SOCHI -- Searchers combed the waters off the resort city of Sochi on Thursday, looking for bodies and a flight recorder from an Armenian passenger jet that slammed into the Black Sea in bad weather and ripped apart, killing all 113 people on board.

Anguished relatives and friends gathered at a central hotel and at a city morgue, where many stared ashen-faced at grotesquely disfigured faces and bodies appearing in coroners' photographs.

Transportation Minister Igor Levitin said just 28 bodies had been identified so far, out of a total of 53 recovered.

Levitin told reporters that searchers had located a large part of the plane's fuselage that was emitting a radio signal believed to be from a flight recorder. But he said the piece of debris lay in some 680 meters of water and that authorities did not have the equipment to raise the wreckage.

"We will turn to other countries that have experience in raising objects from the depths," he said.

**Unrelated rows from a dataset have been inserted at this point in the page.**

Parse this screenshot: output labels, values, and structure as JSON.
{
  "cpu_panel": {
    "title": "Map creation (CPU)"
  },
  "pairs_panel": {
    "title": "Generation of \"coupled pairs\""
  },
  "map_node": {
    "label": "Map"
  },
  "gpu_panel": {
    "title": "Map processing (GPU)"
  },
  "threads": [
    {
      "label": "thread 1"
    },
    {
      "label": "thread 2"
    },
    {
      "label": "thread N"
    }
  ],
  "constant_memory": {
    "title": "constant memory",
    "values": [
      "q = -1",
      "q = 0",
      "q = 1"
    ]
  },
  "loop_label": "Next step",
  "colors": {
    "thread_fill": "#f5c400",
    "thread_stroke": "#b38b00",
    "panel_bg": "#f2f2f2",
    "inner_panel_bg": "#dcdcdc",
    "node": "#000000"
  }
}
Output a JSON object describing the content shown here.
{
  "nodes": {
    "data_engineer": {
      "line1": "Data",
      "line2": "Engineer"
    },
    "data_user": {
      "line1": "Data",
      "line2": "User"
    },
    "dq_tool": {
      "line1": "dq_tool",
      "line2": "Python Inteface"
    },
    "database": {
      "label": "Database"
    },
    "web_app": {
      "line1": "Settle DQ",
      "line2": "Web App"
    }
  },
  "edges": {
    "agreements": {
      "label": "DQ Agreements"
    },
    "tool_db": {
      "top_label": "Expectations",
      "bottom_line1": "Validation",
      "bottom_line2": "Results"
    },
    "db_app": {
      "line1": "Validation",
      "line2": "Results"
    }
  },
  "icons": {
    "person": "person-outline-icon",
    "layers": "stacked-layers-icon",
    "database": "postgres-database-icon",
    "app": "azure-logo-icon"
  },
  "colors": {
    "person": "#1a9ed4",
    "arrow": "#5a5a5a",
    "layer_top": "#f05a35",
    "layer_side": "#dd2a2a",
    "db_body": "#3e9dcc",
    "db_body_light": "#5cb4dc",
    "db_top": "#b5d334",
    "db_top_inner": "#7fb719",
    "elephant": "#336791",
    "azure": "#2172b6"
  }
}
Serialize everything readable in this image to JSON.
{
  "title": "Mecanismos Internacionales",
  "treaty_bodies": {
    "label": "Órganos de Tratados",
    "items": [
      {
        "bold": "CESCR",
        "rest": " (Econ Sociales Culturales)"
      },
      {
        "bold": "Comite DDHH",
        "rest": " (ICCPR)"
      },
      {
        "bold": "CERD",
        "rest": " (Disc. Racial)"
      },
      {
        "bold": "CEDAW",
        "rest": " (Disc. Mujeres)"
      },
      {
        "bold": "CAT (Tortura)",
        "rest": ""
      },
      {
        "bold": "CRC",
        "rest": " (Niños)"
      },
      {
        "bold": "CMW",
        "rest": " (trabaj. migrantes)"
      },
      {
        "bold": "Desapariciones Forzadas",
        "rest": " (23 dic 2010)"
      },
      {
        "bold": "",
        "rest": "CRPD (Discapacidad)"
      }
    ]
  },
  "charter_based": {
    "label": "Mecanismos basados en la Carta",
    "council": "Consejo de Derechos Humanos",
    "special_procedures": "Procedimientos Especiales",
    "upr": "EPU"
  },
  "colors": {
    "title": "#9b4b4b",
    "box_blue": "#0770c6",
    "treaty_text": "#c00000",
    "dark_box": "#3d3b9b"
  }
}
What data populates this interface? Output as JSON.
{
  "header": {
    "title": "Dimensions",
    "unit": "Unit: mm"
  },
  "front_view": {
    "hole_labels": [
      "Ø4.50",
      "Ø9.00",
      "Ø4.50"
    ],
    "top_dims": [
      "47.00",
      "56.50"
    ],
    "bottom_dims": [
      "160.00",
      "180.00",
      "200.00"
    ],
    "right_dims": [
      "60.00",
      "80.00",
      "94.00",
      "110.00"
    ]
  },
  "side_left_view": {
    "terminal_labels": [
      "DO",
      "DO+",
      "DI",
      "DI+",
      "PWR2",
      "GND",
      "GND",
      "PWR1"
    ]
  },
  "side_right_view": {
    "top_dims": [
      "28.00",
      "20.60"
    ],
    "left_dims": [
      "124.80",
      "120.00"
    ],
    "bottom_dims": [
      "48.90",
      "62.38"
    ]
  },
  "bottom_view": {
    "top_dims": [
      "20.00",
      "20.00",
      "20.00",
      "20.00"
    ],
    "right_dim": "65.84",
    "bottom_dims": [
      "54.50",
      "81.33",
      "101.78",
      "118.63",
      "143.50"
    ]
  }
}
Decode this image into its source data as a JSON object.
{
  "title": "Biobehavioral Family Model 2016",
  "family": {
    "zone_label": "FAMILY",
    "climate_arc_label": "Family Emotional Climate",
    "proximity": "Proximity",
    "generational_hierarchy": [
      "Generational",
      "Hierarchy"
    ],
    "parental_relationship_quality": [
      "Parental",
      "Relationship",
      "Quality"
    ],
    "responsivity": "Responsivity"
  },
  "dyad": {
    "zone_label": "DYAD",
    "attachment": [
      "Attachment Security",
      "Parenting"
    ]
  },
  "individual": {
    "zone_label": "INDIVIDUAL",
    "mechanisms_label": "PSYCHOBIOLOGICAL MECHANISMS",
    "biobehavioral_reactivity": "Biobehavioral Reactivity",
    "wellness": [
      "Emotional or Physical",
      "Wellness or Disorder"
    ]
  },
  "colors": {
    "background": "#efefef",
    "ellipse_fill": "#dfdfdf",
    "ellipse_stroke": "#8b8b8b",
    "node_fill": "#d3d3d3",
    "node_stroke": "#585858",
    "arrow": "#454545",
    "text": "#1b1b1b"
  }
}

The Airbus A320 plunged into the sea in the pre-dawn hours Wednesday in heavy rain and poor visibility as it was approaching the airport in Adler, about 20 kilometers south of Sochi. Searchers found wreckage spread over a wide area about 6 kilometers offshore.

"We are not considering any working theory until we get a better understanding of the events that took place, and that will require deciphering the black boxes," Levitin said earlier.

Prosecutors dismissed the possibility of terrorism, and other officials pointed to the rough weather or pilot error as the likely cause.

The head of the Georgian air control agency, which covered 90 percent of the Armavia jet's final flight, said the crew had begun to return to the Armenian capital, Yerevan, because of weather conditions around Sochi but that when it was over the Georgian city of Kutaisi, Russian air controllers announced the weather at Adler airport had improved.

"And since they had enough fuel, the pilot decided to fly back to Adler," agency chief Georgy Karbelashvili said.

Interfax, citing a source in the Russian commission investigating the disaster, said there was information indicating the crew was informed just 5 to 6 kilometers from the runway, when the plane was at an altitude of 300 meters, that landing was "not recommended." The source said the plane was turning back when it hit the water.

In televised comments, President Vladimir Putin told Prosecutor General Vladimir Ustinov to work fast to determine the cause of the crash, but acknowledged that it would be difficult without flight recorders.

At a Sochi morgue, grim-faced relatives -- mostly men -- peered at a nearly 2-meter-high wooden board in the courtyard holding coroner photographs, some showing barely recognizable corpses and faces. Forensic authorities emerged from the building periodically, asking if anyone had recognized a person in the photographs.